Logging in to WordPress without a password isn't a gimmick — it removes the single most common point of failure in any login flow. Install Magic Link, enable email magic link login, drop the form on a page, set a sensible expiry and redirect, keep a password fallback for admins, and test the flow end to end. In about ten minutes you've replaced forgotten-password tickets and reset loops with a single click from an inbox. When you're ready, layer in SMS/OTP or QR login for the audiences that fit them.

FAQs

Is passwordless login safe?

Yes — often safer than passwords. A magic link is single-use and time-limited, so there's no static secret to steal, reuse, or phish at scale. Magic Link also adds brute-force protection, login throttling, and IP/domain restriction on top.

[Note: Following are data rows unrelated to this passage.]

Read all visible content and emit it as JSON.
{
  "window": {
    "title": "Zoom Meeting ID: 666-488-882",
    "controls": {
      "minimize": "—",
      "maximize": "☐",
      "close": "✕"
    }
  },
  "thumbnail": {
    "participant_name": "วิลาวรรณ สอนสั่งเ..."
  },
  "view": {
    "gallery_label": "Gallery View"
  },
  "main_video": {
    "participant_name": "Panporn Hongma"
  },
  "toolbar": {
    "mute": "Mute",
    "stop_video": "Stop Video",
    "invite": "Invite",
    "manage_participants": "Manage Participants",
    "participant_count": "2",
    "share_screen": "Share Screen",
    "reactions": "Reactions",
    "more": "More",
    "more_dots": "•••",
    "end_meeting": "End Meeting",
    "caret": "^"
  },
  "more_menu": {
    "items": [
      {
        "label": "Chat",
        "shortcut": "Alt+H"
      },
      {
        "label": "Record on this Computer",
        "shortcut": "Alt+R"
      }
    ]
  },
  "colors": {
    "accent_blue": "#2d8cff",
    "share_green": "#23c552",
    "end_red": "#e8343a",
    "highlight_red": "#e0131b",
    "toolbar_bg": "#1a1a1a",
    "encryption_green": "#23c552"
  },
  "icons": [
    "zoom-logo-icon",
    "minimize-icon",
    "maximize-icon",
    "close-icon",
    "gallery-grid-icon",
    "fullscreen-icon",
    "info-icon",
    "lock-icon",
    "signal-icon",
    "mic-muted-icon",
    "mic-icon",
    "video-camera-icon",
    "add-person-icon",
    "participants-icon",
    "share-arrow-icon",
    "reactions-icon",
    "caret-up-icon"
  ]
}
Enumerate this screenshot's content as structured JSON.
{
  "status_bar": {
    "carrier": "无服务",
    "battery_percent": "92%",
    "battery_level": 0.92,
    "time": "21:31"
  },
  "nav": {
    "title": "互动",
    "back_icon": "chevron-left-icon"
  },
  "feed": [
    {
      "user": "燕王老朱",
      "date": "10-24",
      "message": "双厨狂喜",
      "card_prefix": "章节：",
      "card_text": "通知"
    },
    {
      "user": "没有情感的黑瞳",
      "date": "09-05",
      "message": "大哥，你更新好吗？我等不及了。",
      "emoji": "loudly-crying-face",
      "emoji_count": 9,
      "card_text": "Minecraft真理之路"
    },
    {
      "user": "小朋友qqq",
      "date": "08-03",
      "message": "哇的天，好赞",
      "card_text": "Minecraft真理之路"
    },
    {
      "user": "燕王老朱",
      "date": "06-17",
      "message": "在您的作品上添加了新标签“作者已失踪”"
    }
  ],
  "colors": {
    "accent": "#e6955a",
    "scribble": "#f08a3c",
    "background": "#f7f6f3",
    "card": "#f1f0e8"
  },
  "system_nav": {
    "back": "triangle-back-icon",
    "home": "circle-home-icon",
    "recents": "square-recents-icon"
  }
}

Can I still use a password?

Yes. Magic Link sits alongside standard WordPress login rather than replacing it. The recommended setup keeps password login available as a fallback, especially for administrator accounts, so you're never locked out.

It's almost always email delivery, not the plugin. Set up an SMTP service so WordPress sends authenticated mail, then request a fresh link. Check the spam folder the first time, and see the troubleshooting guide for more fixes.

Does passwordless login work for all user roles?

Yes — it works for any user role, from customers and members to editors and admins. With role-based redirects you can send each role to a different destination after login, all from the same form.

As long as you decide. You set the link expiry in the settings — typically a few minutes to an hour. Shorter windows are more secure; longer ones are more forgiving for slow inboxes. Each link also stops working after its first successful use.